Wednesday, November 23, 2011

A little something about nothing

It's been a long day. I'm not going to go over the details of the day as it wasn't anything exciting enough to blog about really.  I mean, there were some moments when my head almost spun around, but this is pretty standard.  Par for the course, as they say. I put out some fires, made some snowflakes, passed out some gift cards, had to run to Target to purchase more gift cards....blah, blah, blah. 

They are rotating in a new side-kick for me for the month of December.  She is very nice. I've been told she is shy and that this will be a good opportunity to bring her out of her shell.  I told her today, "I'll just treat you like a turtle...you know, if a turtle's head gets stuck in the shell, we'll just poke our thumb up your butt and your head will pop out."  I don't really know if she appreciated this analogy, but if nothing else, I am an eloquent communicator. I told her by the end of the month she would be tougher.  She says she has a high tolerance for whining and stupidity.  We shall see my young apprentice...we shall see.

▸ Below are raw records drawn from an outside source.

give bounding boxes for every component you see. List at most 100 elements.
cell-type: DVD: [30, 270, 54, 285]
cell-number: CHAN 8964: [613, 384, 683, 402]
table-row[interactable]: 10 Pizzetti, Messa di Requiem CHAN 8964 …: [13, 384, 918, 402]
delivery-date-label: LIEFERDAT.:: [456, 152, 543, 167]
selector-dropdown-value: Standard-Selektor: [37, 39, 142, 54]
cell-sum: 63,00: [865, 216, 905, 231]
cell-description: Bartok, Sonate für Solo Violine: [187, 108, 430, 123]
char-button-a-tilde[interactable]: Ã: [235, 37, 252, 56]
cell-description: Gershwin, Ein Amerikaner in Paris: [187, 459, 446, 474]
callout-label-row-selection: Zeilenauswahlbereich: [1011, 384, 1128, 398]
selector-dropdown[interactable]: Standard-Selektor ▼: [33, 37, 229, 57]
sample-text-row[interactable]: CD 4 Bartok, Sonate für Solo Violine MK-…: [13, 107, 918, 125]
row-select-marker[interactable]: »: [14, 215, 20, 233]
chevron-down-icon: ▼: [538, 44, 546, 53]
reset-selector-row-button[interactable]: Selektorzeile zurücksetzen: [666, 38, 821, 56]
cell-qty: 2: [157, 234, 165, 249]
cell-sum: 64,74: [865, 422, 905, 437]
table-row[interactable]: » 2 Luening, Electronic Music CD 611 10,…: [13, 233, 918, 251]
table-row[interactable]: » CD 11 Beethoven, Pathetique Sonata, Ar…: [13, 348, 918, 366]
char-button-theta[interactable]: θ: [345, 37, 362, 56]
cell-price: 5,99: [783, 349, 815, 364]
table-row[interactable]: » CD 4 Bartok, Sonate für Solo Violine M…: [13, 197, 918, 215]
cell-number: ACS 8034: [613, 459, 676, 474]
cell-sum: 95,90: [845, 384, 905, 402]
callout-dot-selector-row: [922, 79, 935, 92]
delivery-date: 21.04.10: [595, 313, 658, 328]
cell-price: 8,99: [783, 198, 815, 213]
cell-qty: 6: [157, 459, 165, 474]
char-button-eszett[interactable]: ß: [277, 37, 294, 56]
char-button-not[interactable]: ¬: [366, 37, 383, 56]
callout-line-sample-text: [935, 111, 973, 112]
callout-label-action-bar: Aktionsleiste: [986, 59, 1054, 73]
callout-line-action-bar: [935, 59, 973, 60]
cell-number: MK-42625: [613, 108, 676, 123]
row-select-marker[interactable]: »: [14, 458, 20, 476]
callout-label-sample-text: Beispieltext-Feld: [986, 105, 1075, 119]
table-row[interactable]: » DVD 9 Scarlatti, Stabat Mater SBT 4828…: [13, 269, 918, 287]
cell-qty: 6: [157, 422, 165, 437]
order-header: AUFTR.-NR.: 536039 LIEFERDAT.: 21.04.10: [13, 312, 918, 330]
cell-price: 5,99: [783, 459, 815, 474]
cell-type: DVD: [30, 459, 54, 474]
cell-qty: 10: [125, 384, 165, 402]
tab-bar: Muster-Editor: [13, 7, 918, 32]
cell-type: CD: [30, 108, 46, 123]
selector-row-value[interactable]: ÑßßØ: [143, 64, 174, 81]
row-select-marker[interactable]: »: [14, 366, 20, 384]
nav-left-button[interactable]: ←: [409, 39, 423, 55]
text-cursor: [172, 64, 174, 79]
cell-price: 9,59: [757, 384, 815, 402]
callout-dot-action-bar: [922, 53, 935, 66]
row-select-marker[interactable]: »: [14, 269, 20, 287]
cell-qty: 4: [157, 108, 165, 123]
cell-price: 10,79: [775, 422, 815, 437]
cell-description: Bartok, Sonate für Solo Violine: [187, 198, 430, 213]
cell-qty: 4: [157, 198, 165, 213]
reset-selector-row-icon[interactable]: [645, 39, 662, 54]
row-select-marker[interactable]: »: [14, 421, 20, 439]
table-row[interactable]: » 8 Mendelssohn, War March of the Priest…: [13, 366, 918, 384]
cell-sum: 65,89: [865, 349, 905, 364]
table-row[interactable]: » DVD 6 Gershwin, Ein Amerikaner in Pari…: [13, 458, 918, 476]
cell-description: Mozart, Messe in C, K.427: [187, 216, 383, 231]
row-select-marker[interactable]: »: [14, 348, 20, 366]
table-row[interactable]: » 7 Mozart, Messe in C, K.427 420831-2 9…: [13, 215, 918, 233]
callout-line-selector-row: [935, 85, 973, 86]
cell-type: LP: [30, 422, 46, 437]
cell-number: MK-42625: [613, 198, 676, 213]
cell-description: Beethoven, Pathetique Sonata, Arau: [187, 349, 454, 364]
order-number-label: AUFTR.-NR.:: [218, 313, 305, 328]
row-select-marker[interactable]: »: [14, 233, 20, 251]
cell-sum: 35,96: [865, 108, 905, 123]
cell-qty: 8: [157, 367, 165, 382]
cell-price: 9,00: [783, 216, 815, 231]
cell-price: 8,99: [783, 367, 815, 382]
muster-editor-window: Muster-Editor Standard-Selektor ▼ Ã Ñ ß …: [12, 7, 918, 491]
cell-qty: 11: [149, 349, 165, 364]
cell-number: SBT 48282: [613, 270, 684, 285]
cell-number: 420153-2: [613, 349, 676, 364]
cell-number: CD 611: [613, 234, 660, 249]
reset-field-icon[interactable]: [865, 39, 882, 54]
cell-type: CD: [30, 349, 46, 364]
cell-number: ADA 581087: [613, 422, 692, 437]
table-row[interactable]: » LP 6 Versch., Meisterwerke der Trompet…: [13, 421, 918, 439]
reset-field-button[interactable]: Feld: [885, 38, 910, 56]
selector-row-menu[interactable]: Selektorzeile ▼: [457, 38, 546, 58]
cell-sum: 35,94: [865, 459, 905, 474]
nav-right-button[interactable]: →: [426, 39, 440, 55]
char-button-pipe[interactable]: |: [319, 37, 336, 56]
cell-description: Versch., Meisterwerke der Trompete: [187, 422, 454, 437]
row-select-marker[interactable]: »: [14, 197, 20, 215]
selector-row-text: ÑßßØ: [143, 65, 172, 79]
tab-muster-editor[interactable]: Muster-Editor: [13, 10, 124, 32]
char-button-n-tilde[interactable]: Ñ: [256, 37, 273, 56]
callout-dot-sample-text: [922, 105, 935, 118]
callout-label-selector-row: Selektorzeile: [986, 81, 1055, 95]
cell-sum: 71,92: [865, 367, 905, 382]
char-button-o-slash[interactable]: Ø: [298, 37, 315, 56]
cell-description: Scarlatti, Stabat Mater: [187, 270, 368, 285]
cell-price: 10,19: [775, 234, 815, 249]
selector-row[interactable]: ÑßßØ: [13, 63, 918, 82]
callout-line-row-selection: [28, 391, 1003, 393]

Had to go the long way home tonight since the little town I drive through is flooded thanks the bleepity, bleep, bleepin rain.  I'm finally here, relaxed, decompressing while browsing FB, and I look over at the couch and there is my beloved, passed out, snoring.  Now, Will and I have a rule, no blackmail pictures, no posting without permission, no sneak attacks on Facebook with photo's.  Because of this, let me describe to you the vision on my couch.  It's my man.  He is sporting his brown lounge pants with a large salmon print, a Big Dog shirt with some saying about how he isn't a freakin' people person, thick socks and camo-print slippers.  His legs are all sprawled out, kind of in sitting position, his body is slumped to the side, his head is in an unnatural position, mouth is open and he has a pile of wiener dogs on his crotch.  He's snoring.  He is a vision of all I fell in love with. Some Redneck Rocket Scientist show is on TV in the background.  If I touch the remote, he will wake up.  Afterall, he's watching that. I would just like to say, as a disclaimer, I am no sleeping beauty when found in my natural habitat of fleece sheets and pony pj's in a semi comatose state, but right now, I'm the one taking in the scene and I have to say to myself...thank goodness this image was not his profile picture when we met on-line over 7 years ago.  If he would just let me post the occasional picture, I wouldn't have to have these kinds of dialogs.